Come cambierà la politica su Ucraina e Medioriente?

«Oggi credo che la Chiesa, con la sua rete diplomatica e le sue riconosciute qualità di saggezza, possa essere il più grande promotore di pace e di negoziati al mondo. Questo compito dovrebbe svolgerlo, laicamente, l’Onu, che però versa da anni in grave crisi senza che ci sia la volontà politica di riformarla e rilanciarla. Manca questa volontà anche nell’area europea, dove la Francia potrebbe iniziare a dare il buon esempio mettendo il suo posto di membro permanente del Consiglio di sicurezza a disposizione, a rotazione, degli altri membri dell’Unione europea».

Un certo recupero della tradizione è annunciato. Cosa significa essere agostiniano?

«Non rappresenterei Sant’Agostino come l’alfiere della tradizione.
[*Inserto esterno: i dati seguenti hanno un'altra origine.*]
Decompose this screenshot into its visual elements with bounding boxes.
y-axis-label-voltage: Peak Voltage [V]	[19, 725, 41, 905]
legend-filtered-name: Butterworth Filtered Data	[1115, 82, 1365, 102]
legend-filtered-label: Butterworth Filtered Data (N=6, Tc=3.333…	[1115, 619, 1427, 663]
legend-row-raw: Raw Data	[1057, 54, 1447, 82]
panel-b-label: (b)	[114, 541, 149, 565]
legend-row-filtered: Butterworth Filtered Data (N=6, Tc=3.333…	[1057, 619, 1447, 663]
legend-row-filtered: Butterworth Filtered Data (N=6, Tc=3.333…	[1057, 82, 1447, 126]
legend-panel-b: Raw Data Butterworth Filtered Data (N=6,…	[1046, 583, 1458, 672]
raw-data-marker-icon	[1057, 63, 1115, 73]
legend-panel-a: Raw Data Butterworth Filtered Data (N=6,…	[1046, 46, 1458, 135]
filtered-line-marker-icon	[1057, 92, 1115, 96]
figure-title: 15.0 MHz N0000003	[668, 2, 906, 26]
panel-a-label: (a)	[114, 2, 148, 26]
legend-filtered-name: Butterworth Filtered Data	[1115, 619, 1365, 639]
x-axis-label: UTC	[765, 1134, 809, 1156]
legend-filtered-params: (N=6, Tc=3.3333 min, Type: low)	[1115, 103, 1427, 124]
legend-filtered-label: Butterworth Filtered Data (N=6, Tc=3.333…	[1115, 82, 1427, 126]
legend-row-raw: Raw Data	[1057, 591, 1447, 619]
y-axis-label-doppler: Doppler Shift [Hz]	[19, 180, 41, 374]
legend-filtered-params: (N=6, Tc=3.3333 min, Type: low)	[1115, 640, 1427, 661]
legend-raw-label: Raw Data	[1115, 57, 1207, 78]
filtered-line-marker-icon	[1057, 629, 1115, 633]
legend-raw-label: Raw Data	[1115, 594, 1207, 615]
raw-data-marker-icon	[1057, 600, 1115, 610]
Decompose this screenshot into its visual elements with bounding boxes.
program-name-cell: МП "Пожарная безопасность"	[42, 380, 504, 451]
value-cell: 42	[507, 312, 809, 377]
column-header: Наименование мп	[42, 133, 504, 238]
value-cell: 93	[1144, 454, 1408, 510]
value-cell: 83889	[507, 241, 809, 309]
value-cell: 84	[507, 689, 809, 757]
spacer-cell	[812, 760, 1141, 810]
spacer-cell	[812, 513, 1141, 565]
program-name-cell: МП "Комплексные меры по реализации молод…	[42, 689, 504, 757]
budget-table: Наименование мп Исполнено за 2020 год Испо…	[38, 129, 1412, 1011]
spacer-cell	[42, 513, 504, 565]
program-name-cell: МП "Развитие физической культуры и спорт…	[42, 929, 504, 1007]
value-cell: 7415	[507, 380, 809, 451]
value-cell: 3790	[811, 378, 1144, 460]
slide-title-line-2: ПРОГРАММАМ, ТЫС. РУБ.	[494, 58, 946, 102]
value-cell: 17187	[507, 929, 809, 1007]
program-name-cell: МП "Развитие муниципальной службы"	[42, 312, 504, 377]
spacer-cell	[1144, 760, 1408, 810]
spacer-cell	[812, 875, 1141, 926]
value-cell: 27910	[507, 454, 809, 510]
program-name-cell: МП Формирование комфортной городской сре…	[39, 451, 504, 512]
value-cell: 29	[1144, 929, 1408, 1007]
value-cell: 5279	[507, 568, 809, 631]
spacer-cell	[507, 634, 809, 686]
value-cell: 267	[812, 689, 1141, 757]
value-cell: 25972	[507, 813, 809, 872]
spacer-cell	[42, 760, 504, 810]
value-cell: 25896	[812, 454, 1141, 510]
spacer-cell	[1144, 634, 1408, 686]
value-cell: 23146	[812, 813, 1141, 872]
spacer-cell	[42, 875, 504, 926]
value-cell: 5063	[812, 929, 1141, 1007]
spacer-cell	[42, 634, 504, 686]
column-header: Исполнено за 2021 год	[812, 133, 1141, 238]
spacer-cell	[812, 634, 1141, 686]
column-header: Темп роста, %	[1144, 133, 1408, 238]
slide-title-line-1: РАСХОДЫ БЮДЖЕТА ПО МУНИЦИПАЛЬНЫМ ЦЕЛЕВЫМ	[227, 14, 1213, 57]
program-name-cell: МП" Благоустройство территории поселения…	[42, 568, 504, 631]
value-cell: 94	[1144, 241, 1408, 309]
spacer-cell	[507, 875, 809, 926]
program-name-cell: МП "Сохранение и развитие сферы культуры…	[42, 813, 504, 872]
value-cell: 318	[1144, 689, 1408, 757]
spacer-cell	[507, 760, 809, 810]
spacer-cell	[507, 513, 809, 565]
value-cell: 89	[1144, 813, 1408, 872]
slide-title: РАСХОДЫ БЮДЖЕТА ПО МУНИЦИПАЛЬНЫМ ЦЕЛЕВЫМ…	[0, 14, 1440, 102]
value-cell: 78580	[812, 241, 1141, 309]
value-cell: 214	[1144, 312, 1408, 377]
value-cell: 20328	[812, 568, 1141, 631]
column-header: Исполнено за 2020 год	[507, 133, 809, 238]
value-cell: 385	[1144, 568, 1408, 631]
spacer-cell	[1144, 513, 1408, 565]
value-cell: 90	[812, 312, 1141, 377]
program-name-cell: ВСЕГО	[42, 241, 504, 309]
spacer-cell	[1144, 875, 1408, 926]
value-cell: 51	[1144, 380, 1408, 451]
Se consideriamo la sua vita tormentata, la modernità delle sue “confessioni” e il valore attribuito alla coscienza, luogo interiore della verità».

Se dovesse fare un titolo sulla lezione per la politica?

«Ritrovare valori e “pensieri lunghi”. Nel 1935 Hazard ragionò sulla Crisi della coscienza europea per descrivere il passaggio dall’Europa dei doveri all’Europa dei diritti. Oggi viviamo una crisi altrettanto forte della coscienza europea, ma per ragioni diverse, perché i diritti e i valori su cui abbiamo edificato le nostre certezze, di cui ci siamo sempre vantati, stanno affogando in un mare di ipocrisia».

Sta dicendo di riscoprire le “radici cristiane”?

«Mi accontenterei della fine dell’ipocrisia. Ipocrisia dei nostri governanti che parlano di pace ma non compiono alcuno sforzo per costruirla. Ipocrisia di chi finge di volere la sicurezza ma persegue il riarmo dei singoli Stati. Ipocrisia di chi invoca i valori di libertà e poi lascia che un intero popolo palestinese venga affamato e sterminato dalle bombe del governo “amico” di Netanyahu. Ipocrisia di chi invoca la legalità internazionale e offre salvacondotti a criminali libici accusati dei peggiori crimini contro l’umanità».